Tartuffe

Excusez-moi! Monsieur Molière has had a makeover! One of theatre's greatest satires, Tartuffe, goes Paritai Drive style. Read on for our review.
Vanessa Ellingham
Published on September 19, 2011
Updated on December 08, 2014

Overview

Here is our review of the play.

In the same way an over-tanned heiress gorges herself after the latest detox diet, Tartuffe, a raunchy adaptation of Moliere’s 17th century satire thumbing its nose at religious hypocrisy, ravenously gobbles up Auckland’s nouveau riche. This is Paritai Drive, poolside.

Take the plunge and you’ll find yourself in the backyard of Orgon (played by Cameron Rhodes), a pretentious tycoon all-too-ready to sign his life away to Paolo Rotondo’s charming version of Tartuffe, the televangelist taking up the spare room.

Set against a garish patterned backdrop harking back to the play’s origins, the family’s backyard is ostentatious, complete with white shag carpet slamming into the side of the fluoro pink swimming pool, animal rings bobbing about inside. This is set designer John Verryt’s take on Auckland’s A-listers, complemented by lighting designer Brad Gledhill’s incessant need to bathe the cast and their backyard in various neons throughout the piece (and that’s not to say it isn’t necessary; the lighting really seals the deal). With poptastic beats à la Katy Perry blasting from the implied mansion, fleur de lis never been so spangly.

Theatre here is a melange of wordplay tainted with amateur franglais, astonishingly OTT characterisations and just the right amount of sexed-up mayhem you would know to expect from the houses you’ve only ever stood outside.

Orgon , for all his conniving ability to aid that Greek football owner from Wellington in the latest scandal (you’re fired!), is ultimately a sucker at the hands of Tartuffe, who frolics about the stage bombastically exalting his own “holier than thou”. Charming, and wielding a lengthy list of exotic names of the children he singlehandedly saved back in Africa (mon dieu!), Tartuffe has Orgon in awe. Orgon’s  blindness is deliciously pathetic, all too caught up in the throes of religious passion to spot Tartuffe cavorting with his wife, Elmire (Theresa Healey), who we first spot injecting her cheeks at the beginning of the show.

Mariane, the heiress daughter promised to Tartuffe and performed by Sophie Henderson, plays the pitiable sacrificial lamb.

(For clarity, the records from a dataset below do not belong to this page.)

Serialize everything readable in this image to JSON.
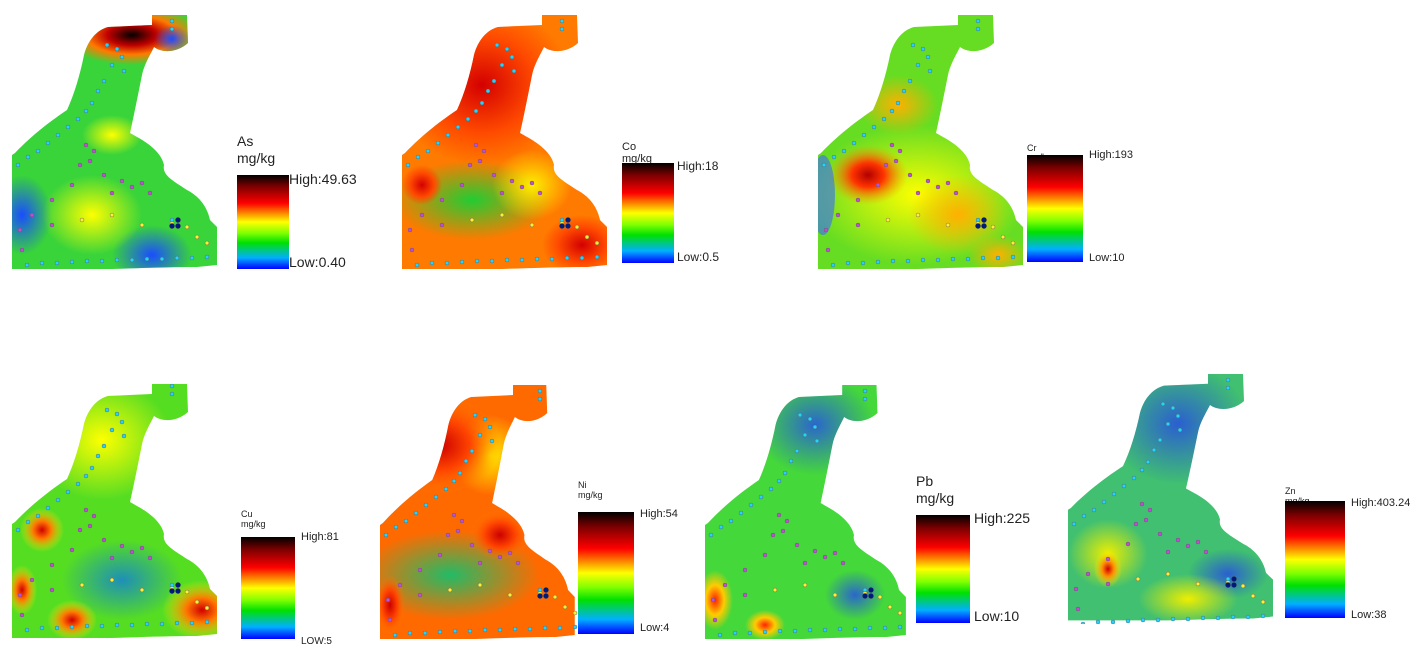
{
  "panels": [
    {
      "element": "As",
      "unit": "mg/kg",
      "high": "High:49.63",
      "low": "Low:0.40"
    },
    {
      "element": "Co",
      "unit": "mg/kg",
      "high": "High:18",
      "low": "Low:0.5"
    },
    {
      "element": "Cr",
      "unit": "mg/kg",
      "high": "High:193",
      "low": "Low:10"
    },
    {
      "element": "Cu",
      "unit": "mg/kg",
      "high": "High:81",
      "low": "LOW:5"
    },
    {
      "element": "Ni",
      "unit": "mg/kg",
      "high": "High:54",
      "low": "Low:4"
    },
    {
      "element": "Pb",
      "unit": "mg/kg",
      "high": "High:225",
      "low": "Low:10"
    },
    {
      "element": "Zn",
      "unit": "mg/kg",
      "high": "High:403.24",
      "low": "Low:38"
    }
  ],
  "colors": {
    "high": "#000000",
    "mid_high": "#ff0000",
    "mid": "#ffff00",
    "mid_low": "#00d000",
    "low": "#0000ff"
  }
}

Strutting around in her fluoro swimsuit, her butt eventually dusted in a light mash of white carpet fluff stuck with clingy chlorine, she flaps and flails, attempting the ubiquitous tanning tummy roll on the unsecure foundation of a flimsy lilo, legs in the air.

Perhaps the most telling performance is that of Mia Blake, the Samoan maid and the voice of reason, about ready to jandal thwack the next palagi who turns to Tartuffe’s side, or “aksk” her what to do, gotit?!

The height of the show must be the ménage-à-quatre performed in the pool, four adults (one religious) romping amongst inflatable toys to none other than Khia’s My Neck, My Back. But alas, as in any good musical, as soon as the song ends, it’s back to business. The villain must be outed!

It’s a bit wordy in parts, but the actors’ histrionic portrayals of their 17th century counterparts are as enjoyable in the scenes overridden by Katy Perry on 100 as they are when it’s all words. Louise Fox’s adaptation shifts focus slightly to those duped as opposed to those duping, but Moliere’s themes prove their eternal relevance.

French vocab officially exhausted, dahling.